Gazeteci Ömer Çelik, Berat Albayrak’a ait mailleri haberleştirdiği için hakkında verilen hapis cezasına ilişkin AYM’ye başvuru yapıldı
Redhack tarafından sızdırılan eski Enerji ve Tabii Kaynaklar Bakanı Berat Albayrak’a ait elektronik e-posta bilgileri haberleştiren gazeteci Ömer Çelik, 24 Aralık 2016’da Diyarbakır’da bulunan evine yapılan polis baskını ile gözaltına alınıp 24 gün emniyette tutulduktan sonra tutuklanmıştı.
AYM’ye başvuru
İstanbul 29’üncü Ağır Ceza Mahkemesi tarafından kabul edilen iddianame ardından 24 Ekim’de görülen ilk duruşmada Çelik, tahliye edildi.
31 Aralık 2021’de görülen karar duruşmasında ise Çelik’e “Bilişim sistemine hukuka aykırı olarak girmek ve kişisel verileri hukuka aykırı olarak ele geçirmek” iddiasıyla 1 yıl 8 ay hapis cezası verildi. MA’dan Mehmet Aslan’ın haberine göre İstanbul Bölge Adliye Mahkemesi tarafından verilen cezanın 17 Kasım 2022’de onanması ardından Çelik’in avukatı Özcan Kılıç, Anayasa Mahkemesi’ne (AYM) başvurdu.
Anayasa ihlal edildi
Başvuruda, soruşturma ve kovuşturma sürecinde Çelik’e yönelik suçlamalara dikkat çekildi. Bu suçlamaların dayanıksız ve asılsız olduğu tespit edildiğini belirtilen başvuruda, Çelik’in gazeteci olduğu ve Anayasa ile Avrupa İnsan Hakları Sözleşmesi’nde (AİHS) güvence altında olan adil yargılama, kişi özgürlüğü, aile ve özel hayata saygının yanı sıra basın ve ifade özgürlüğü hakkının kullanımının ihlal edildiği kaydedildi.

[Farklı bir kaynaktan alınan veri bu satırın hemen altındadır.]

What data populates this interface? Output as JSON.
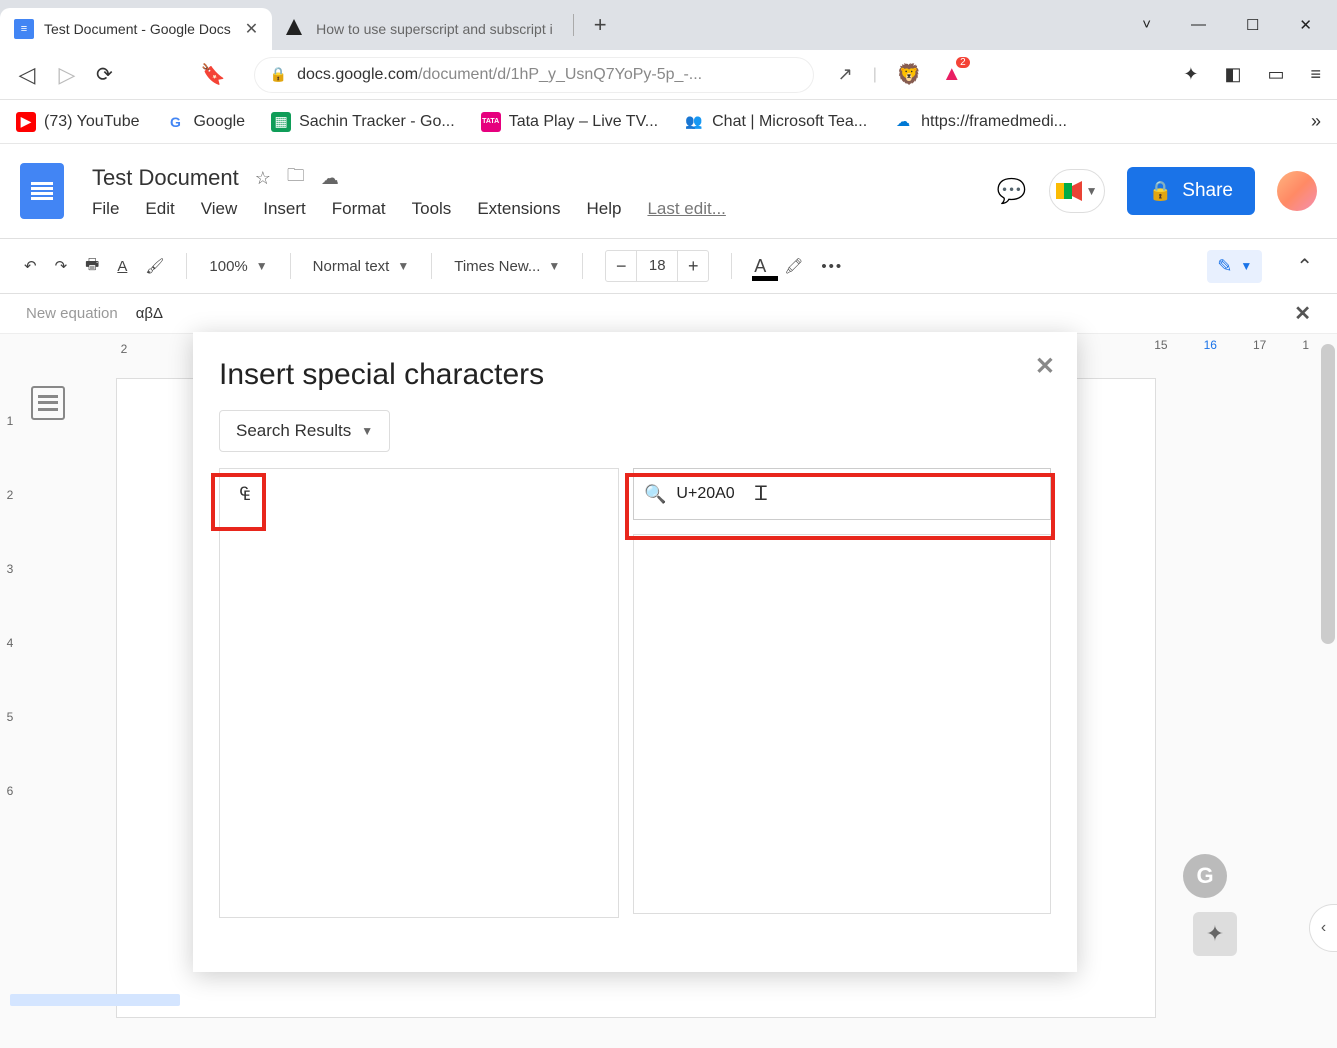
{
  "browser": {
    "tabs": [
      {
        "title": "Test Document - Google Docs",
        "active": true
      },
      {
        "title": "How to use superscript and subscript i",
        "active": false
      }
    ],
    "url_host": "docs.google.com",
    "url_path": "/document/d/1hP_y_UsnQ7YoPy-5p_-...",
    "triangle_badge": "2"
  },
  "bookmarks": [
    {
      "label": "(73) YouTube"
    },
    {
      "label": "Google"
    },
    {
      "label": "Sachin Tracker - Go..."
    },
    {
      "label": "Tata Play – Live TV..."
    },
    {
      "label": "Chat | Microsoft Tea..."
    },
    {
      "label": "https://framedmedi..."
    }
  ],
  "docs": {
    "title": "Test Document",
    "menus": [
      "File",
      "Edit",
      "View",
      "Insert",
      "Format",
      "Tools",
      "Extensions",
      "Help"
    ],
    "last_edit": "Last edit...",
    "share": "Share"
  },
  "toolbar": {
    "zoom": "100%",
    "style": "Normal text",
    "font": "Times New...",
    "size": "18"
  },
  "equation_bar": {
    "label": "New equation",
    "symbols": "αβΔ"
  },
  "ruler": {
    "top_visible": [
      "2"
    ],
    "top_right": [
      "15",
      "16",
      "17",
      "1"
    ],
    "left": [
      "1",
      "2",
      "3",
      "4",
      "5",
      "6"
    ]
  },
  "modal": {
    "title": "Insert special characters",
    "category": "Search Results",
    "search_value": "U+20A0",
    "result_char": "₠"
  }
}
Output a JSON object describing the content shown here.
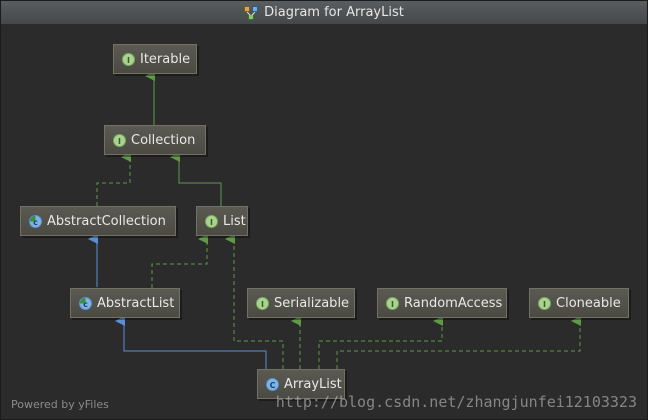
{
  "window": {
    "title": "Diagram for ArrayList",
    "title_icon": "diagram-icon"
  },
  "nodes": {
    "iterable": {
      "label": "Iterable",
      "badge": "I",
      "kind": "interface"
    },
    "collection": {
      "label": "Collection",
      "badge": "I",
      "kind": "interface"
    },
    "abstract_collection": {
      "label": "AbstractCollection",
      "badge": "c",
      "kind": "abstract-class"
    },
    "list": {
      "label": "List",
      "badge": "I",
      "kind": "interface"
    },
    "abstract_list": {
      "label": "AbstractList",
      "badge": "c",
      "kind": "abstract-class"
    },
    "serializable": {
      "label": "Serializable",
      "badge": "I",
      "kind": "interface"
    },
    "random_access": {
      "label": "RandomAccess",
      "badge": "I",
      "kind": "interface"
    },
    "cloneable": {
      "label": "Cloneable",
      "badge": "I",
      "kind": "interface"
    },
    "array_list": {
      "label": "ArrayList",
      "badge": "C",
      "kind": "class"
    }
  },
  "colors": {
    "implements_edge": "#5f9a48",
    "extends_edge": "#5a8fd8",
    "background": "#2b2b2b"
  },
  "footer": {
    "powered_by": "Powered by yFiles"
  },
  "watermark": {
    "text": "http://blog.csdn.net/zhangjunfei12103323"
  }
}
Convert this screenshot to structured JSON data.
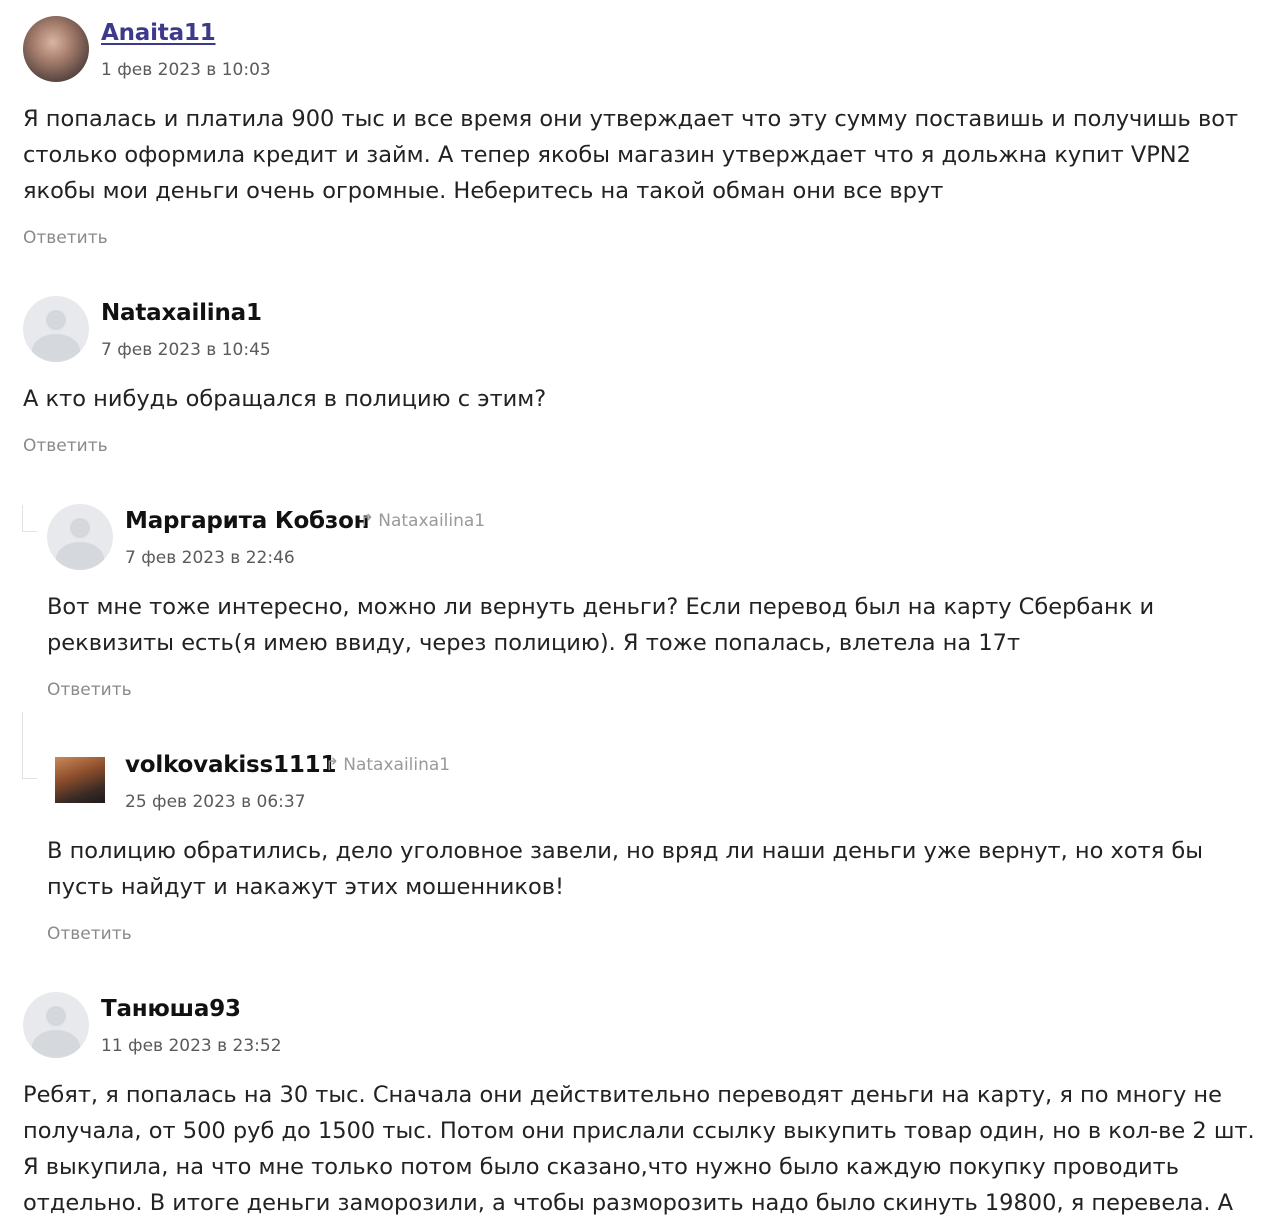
{
  "comments": [
    {
      "author": "Anaita11",
      "date": "1 фев 2023 в 10:03",
      "lines": [
        "Я попалась и платила 900 тыс и все время они утверждает что эту сумму поставишь и получишь вот",
        "столько оформила кредит и займ. А тепер якобы магазин утверждает что я дольжна купит VPN2",
        "якобы мои деньги очень огромные. Неберитесь на такой обман они все врут"
      ],
      "reply": "Ответить"
    },
    {
      "author": "Nataxailina1",
      "date": "7 фев 2023 в 10:45",
      "lines": [
        "А кто нибудь обращался в полицию с этим?"
      ],
      "reply": "Ответить"
    },
    {
      "author": "Маргарита Кобзон",
      "reply_to": "Nataxailina1",
      "date": "7 фев 2023 в 22:46",
      "lines": [
        "Вот мне тоже интересно, можно ли вернуть деньги? Если перевод был на карту Сбербанк и",
        "реквизиты есть(я имею ввиду, через полицию). Я тоже попалась, влетела на 17т"
      ],
      "reply": "Ответить"
    },
    {
      "author": "volkovakiss1111",
      "reply_to": "Nataxailina1",
      "date": "25 фев 2023 в 06:37",
      "lines": [
        "В полицию обратились, дело уголовное завели, но вряд ли наши деньги уже вернут, но хотя бы",
        "пусть найдут и накажут этих мошенников!"
      ],
      "reply": "Ответить"
    },
    {
      "author": "Танюша93",
      "date": "11 фев 2023 в 23:52",
      "lines": [
        "Ребят, я попалась на 30 тыс. Сначала они действительно переводят деньги на карту, я по многу не",
        "получала, от 500 руб до 1500 тыс. Потом они прислали ссылку выкупить товар один, но в кол-ве 2 шт.",
        "Я выкупила, на что мне только потом было сказано,что нужно было каждую покупку проводить",
        "отдельно. В итоге деньги заморозили, а чтобы разморозить надо было скинуть 19800, я перевела. А"
      ]
    }
  ],
  "icons": {
    "reply_arrow": "reply-arrow-icon",
    "avatar": "user-placeholder-icon"
  }
}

Başvuruda, Çelik’in “işkence, aşağılayıcı-onur kırıcı ve kötü muamele yasağı” ve “düşünceyi açıklama ve yayma özgürlüğü”ne yönelik haksız, ölçüsüz, temelsiz ve doğrudan müdahaleler olduğunu tespitine yer verilerek Anayasa’nın birçok maddesinin açıkça ihlal edildiği belirtildi.
Keyfi ve siyasi
Yargılama boyunca gerçekleştirilen işlemlerin, usul yasa ve hukuk kurallarına aykırılıklar içerdiğini, bu durumun kolluk fezlekesi, iddianame ve esas hakkındaki mütalaada açıkça görüldüğü, suç tipinin kasıtlı biçimde katalog suç kapsamında gösterildiğini, suçun nitelendirilmesi ve delillerin değerlendirilmesinde sübjektif, keyfi ve siyasi bir bakış açısı ile hareket edildiğini belirtilen başvuruda, “Özellikle dosyada şikayetçi ve müdahil olan kişinin bakan ve yine Cumhurbaşkanı’nın damadı sıfatlarını taşıyor olmasının, başvurucuya yönelik uygulamalarda ‘etkili ve belirleyici’ olduğu açıktır” diye kaydedildi.
Savunma hakkı engellendi
Yargılama boyunca ve gerekçeli kararda, dahi suçun ile cezanın somut dayanağının yer almadığının dile getirildiği başvuruda, iddianamenin hazırlandığı tarihe kadar dosyaya erişimin engellendiği ifade edildi. Başvuruda savunma hakkının da engellendiği vurgulandı
Eleştirel sesleri engelleme
Birçok AİHM kararına dikkat çekilen başvuruda, yargılama ve cezalandırma ile eleştirel seslerin ortadan kaldırıldığı ve bunun topluma olumsuz bir etkisinin de olduğu vurgulanan başvuruda, “Zira somut olayda olduğu gibi, özgürlükten yoksun bırakmaya yol açan bir tedbirin uygulanmasının, sivil toplumu sindirerek ve muhalif sesleri susturarak ifade özgürlüğü üzerinde kaçınılmaz olarak caydırıcı bir etki doğurduğu açıktır” ifadelerine yer verildi.